Ausbreitung des Menschen: Hungerstrecke zwischen den Eismassen
Die Wanderung von Asien nach Amerika über einen eisfreien Korridor am Ende der letzten Eiszeit war für Menschen erst tausende Jahre später möglich als bisher angenommen. Das belegen neue Ergebnisse eines Forschungsteams um Eske Willerslev. Seine Studie zeigt, dass größere Pflanzen und Tiere erst vor rund 12 600 Jahren dort wuchsen, wo man lange die Hauptroute der Erstbesiedlung Amerikas vermutet hatte. Noch früher hätten Migranten auf dieser Strecke also keine Nahrung jagen oder sammeln können und kaum Überlebenschancen gehabt. Die Ergebnisse bekräftigen, dass es eine frühe alternative Route entlang der Pazifikküste gegeben haben muss.

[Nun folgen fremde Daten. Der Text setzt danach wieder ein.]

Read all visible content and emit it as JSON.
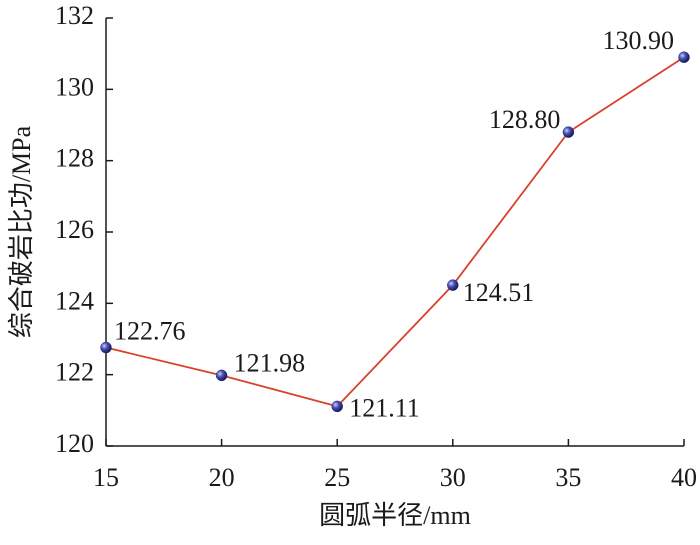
{
  "chart_data": {
    "type": "line",
    "x_label": "圆弧半径/mm",
    "y_label": "综合破岩比功/MPa",
    "x": [
      15,
      20,
      25,
      30,
      35,
      40
    ],
    "series": [
      {
        "color": "#d9412b",
        "marker_color": "#2a2f8a",
        "values": [
          122.76,
          121.98,
          121.11,
          124.51,
          128.8,
          130.9
        ],
        "value_labels": [
          "122.76",
          "121.98",
          "121.11",
          "124.51",
          "128.80",
          "130.90"
        ]
      }
    ],
    "xlim": [
      15,
      40
    ],
    "xticks": [
      15,
      20,
      25,
      30,
      35,
      40
    ],
    "ylim": [
      120,
      132
    ],
    "yticks": [
      120,
      122,
      124,
      126,
      128,
      130,
      132
    ]
  }
}
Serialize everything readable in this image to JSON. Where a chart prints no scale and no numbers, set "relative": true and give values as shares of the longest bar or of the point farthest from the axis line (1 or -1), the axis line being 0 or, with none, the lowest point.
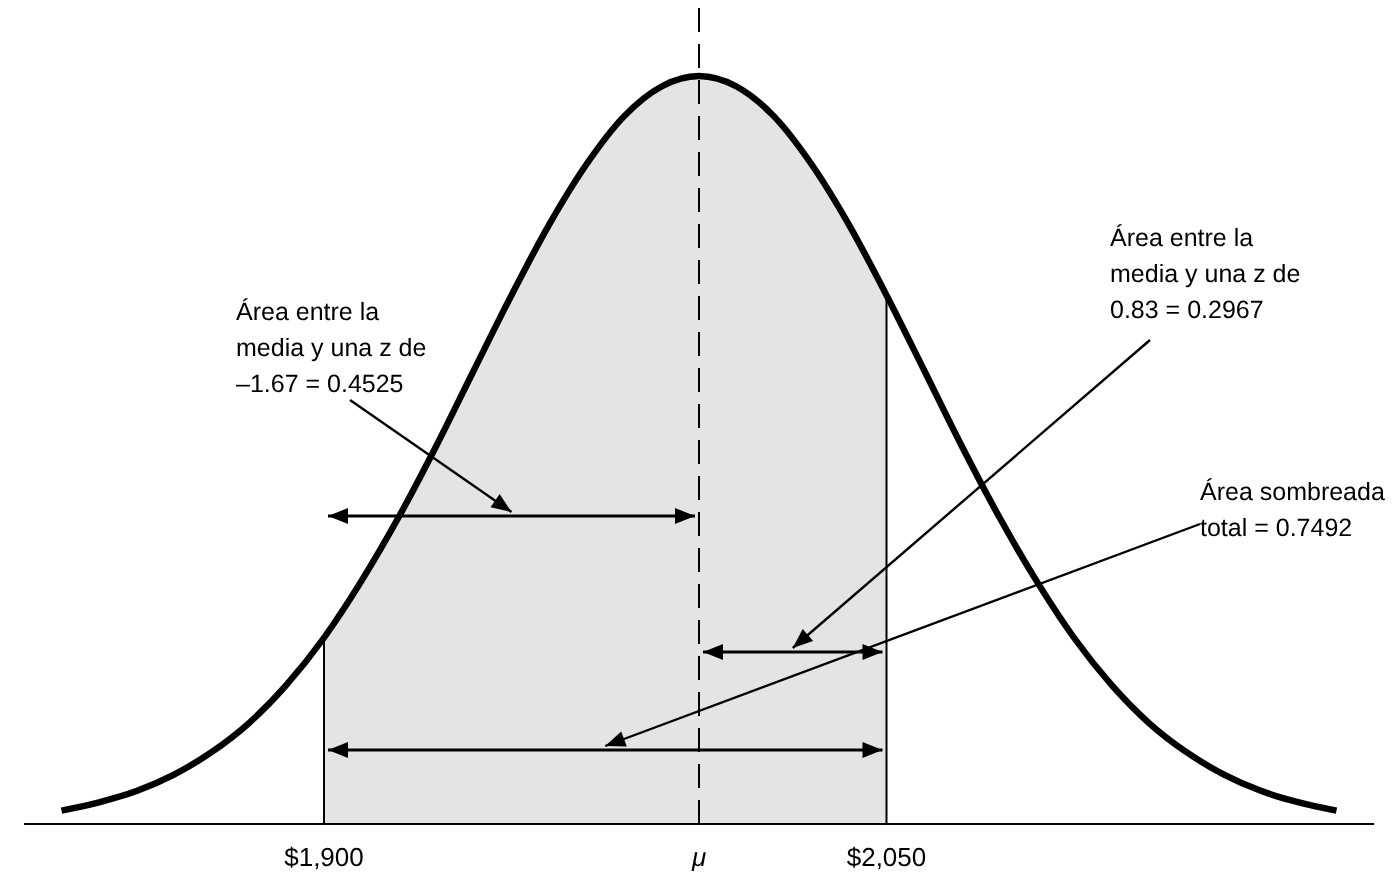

Der eisfreie Korridor verlief einst durch das Gebiet des heutigen Westkanadas und war am Ende der letzten Eiszeit abgetaut, so dass er eine durchgehende Wanderroute von Sibirien über Alaska auf den amerikanischen Kontinent frei gab. Man glaubte lange, dass darüber auch die späteren Gründer der Clovis-Kultur, die vor rund 13 000 Jahren in Amerika auftauchten, als erste Menschen den Kontinent erreichten. Jedoch entdeckten Forscher längst viel ältere Spuren menschlicher Kulturen an verschiedenen Orten Nord- und Südamerikas, einige Funde sind um die 18 000 Jahre alt. Der eisfreie Korridor kann demnach kaum das Einfallstor dieser Uramerikaner gewesen sein, weil er erst später – vor 14 000 bis 15 000 Jahren – freitaute; stattdessen sind die ersten Pioniere vielleicht entlang der Pazifikküste gewandert.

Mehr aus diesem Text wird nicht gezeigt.